Постепенно до его сознания дошло, что он спит и все это ему только снится.
«Снится… Да-да, именно так!»
Серпану хотелось закричать, чтобы поскорее проснуться, но голос отнялся, как это и бывает во сне.
Попытался открыть глаза, но тяжелые веки не слушались.
Наконец это ему удалось.
Ослепил солнечный свет, он лился сквозь большое окно, заполняя всю комнату. Василий Серпан осмотрелся.
Он был у себя дома на кровати рядом с женой. Она уже не спала, лежала неподвижно, открытыми глазами уставившись в одну точку. Ему стало не по себе, и он тихо спросил:
— Мария, ты не спишь?
— Не сплю… — еле слышно ответила,
— О чем-то думаешь?
— Думаю. — Жена повернулась лицом к нему.
— О чем же? — Обо всем и ни о чем… Ты вчера пришел такой усталый…
— Да, — улыбнулся в ответ Василий. — Едва долетел домой и все боялся портфель потерять. Трудно было дышать, и сердце болело. Вот и сейчас немного болит… Я влетел в нашу форточку и упал на ковер. Вон там, — показал взглядом.
— Ты совсем себя не бережешь.
Он вяло, иронически улыбнулся.
— С операцией все хорошо?
— Кажется… Я не все помню, — виновато поежился.
— Вчера как никогда устал… Но, кажется, все прошло как надо…
Жена громко вздохнула.
— Не надо, Машенька, я все понимаю, однако… — Серпан резко поднялся и сел в кровати. — Сегодня суббота? Или я ошибаюсь? — спросил нарочито весело.
За стеной в соседней комнате хрипло зазвучали позывные субботней радиопрограммы. Значит, проснулся сын. Вскоре послышался заразительный смех дочурки, а потом гортанные индейские крики обоих и веселая возня.
Василий встал с кровати, сымитировал утреннюю зарядку — сердце продолжало беспокоить, набросил на плечи пеструю рубашку, надел шорты.
Припомнилось, как во сне ехал в переполненном вагоне метро, как девчонка в брючках ловко отфутболила ему портфель… как потом ехал, прицепившись к вагону сзади, как летел домой…
«Сердце до сих пор болит. И во сне с трудом дышал. А сновидения настолько яркие, отчетливые… Страшно… Я не могу отличить сон от реальности… Это, скорей всего, от переутомления. Я просто выдохся. Но что поделаешь? Вчерашняя операция длилась восемь часов. Действительно, светя другим, сгораешь сам…»
— Вчера, я видела, в ящике была какая-то почта. Ты хотя бы оставлял ключ или запасной сделай.

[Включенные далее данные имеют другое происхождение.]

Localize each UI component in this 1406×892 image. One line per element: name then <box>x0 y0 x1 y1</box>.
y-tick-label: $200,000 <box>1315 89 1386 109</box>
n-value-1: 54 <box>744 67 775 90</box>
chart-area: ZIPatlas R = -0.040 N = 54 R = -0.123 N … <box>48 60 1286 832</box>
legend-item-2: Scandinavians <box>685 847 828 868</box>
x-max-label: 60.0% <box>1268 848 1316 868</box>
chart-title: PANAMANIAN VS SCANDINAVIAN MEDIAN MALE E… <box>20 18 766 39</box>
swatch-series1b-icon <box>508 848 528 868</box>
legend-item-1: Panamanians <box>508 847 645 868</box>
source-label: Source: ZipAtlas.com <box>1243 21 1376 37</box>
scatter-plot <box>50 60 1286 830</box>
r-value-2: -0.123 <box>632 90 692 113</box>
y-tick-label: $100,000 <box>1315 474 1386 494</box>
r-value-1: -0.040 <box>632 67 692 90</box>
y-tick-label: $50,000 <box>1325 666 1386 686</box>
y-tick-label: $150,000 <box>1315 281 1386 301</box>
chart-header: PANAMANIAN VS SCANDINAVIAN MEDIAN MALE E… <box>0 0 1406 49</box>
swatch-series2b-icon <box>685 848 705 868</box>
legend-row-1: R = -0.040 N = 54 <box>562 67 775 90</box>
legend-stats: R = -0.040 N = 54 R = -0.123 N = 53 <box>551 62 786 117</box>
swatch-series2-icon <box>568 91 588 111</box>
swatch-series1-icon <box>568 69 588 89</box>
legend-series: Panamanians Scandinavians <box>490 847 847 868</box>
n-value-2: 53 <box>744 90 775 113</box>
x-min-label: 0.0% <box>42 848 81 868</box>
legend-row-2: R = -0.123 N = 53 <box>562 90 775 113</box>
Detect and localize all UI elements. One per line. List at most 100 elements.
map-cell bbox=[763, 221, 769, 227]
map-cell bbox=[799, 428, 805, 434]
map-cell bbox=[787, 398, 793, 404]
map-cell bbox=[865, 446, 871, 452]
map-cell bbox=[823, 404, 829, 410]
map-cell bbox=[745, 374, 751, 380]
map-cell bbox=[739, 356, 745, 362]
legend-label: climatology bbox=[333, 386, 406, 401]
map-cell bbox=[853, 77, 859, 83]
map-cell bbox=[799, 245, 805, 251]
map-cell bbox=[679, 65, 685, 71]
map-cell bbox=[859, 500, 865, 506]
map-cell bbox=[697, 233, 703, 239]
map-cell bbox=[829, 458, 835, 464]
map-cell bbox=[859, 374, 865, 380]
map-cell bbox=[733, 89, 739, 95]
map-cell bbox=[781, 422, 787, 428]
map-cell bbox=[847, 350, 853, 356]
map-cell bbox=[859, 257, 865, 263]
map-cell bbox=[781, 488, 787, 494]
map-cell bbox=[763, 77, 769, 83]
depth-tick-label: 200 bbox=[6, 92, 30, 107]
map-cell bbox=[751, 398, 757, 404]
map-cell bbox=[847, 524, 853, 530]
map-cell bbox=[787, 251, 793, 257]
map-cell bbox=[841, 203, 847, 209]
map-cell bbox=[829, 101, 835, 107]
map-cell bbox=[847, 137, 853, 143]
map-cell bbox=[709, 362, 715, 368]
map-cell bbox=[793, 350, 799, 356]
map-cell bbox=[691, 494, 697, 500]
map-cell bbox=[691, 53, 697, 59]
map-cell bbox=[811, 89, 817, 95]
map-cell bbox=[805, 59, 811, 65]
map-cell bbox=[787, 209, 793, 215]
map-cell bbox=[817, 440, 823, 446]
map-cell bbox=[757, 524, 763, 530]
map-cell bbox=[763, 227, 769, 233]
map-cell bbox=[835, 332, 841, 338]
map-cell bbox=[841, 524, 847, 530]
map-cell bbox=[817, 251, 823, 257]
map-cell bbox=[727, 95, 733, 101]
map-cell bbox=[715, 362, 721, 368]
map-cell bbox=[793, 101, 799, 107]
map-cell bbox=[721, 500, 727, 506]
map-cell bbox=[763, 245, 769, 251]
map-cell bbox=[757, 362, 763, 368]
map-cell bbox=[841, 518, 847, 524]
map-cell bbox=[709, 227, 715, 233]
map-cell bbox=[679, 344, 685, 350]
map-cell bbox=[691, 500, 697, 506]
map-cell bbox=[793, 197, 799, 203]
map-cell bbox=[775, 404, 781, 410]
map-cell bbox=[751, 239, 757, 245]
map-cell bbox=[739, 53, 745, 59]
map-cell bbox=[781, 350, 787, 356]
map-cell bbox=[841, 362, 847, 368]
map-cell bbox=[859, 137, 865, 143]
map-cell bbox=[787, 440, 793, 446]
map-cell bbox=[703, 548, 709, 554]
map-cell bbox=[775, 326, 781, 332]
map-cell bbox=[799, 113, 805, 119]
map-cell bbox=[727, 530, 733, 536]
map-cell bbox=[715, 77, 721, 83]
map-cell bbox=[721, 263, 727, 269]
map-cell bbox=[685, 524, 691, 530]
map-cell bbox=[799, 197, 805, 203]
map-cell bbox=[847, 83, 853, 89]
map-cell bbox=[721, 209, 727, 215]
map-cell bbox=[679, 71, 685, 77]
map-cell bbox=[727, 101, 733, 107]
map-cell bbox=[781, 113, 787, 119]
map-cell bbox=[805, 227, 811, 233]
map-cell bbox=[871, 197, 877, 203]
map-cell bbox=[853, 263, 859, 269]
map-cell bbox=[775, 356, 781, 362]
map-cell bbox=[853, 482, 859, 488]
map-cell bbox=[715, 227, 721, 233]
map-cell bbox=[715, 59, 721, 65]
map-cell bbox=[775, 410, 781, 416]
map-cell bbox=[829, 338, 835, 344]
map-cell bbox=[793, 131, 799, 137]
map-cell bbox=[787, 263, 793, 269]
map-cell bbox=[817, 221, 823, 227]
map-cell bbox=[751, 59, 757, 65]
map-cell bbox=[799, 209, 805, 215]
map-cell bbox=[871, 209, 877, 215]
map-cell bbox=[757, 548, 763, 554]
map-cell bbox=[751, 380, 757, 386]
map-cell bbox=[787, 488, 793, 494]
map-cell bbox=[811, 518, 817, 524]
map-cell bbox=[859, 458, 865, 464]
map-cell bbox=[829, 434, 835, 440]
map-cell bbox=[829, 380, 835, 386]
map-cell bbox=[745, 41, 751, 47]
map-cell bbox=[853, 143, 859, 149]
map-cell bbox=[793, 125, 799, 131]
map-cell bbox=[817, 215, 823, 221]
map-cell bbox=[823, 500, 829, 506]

Когда ты на дежурстве, я даже газету не могу посмотреть.
Серпан ничего не ответил, молча спустился на первый этаж. Достал из почтового ящика «Вечерку» и письмо…
— От кого письмо? — спросила Мария, умываясь.
— От Маруси.
— Что пишет?
— Пишет… — Серпан медленно открывал конверт, пытаясь скрыть от жены, что все сильнее болит сердце.
— Пишет…
«Здравствуйте, Вася, Мария! У меня все благополучно. Как вы там поживаете, ничего о себе не пишете и сами не появляетесь. Купила я недавно двух козочек, пускай себе растут, все веселее будет. Часто вспоминаю Андрюшу, как он с утятами игрался. Приехали б хоть на денечек-другой. Как там меньшенькая, Ксеня? Хотела я к вам сама приехать, да не на кого хозяйство мое оставить. Теперь еще и козочки. И крыша прохудилась. Поеду — вдруг дождь. И сливы в этом году урожай, и вишни были хорошие, но уже сошли. А так у меня все по-старому. Может, приедете?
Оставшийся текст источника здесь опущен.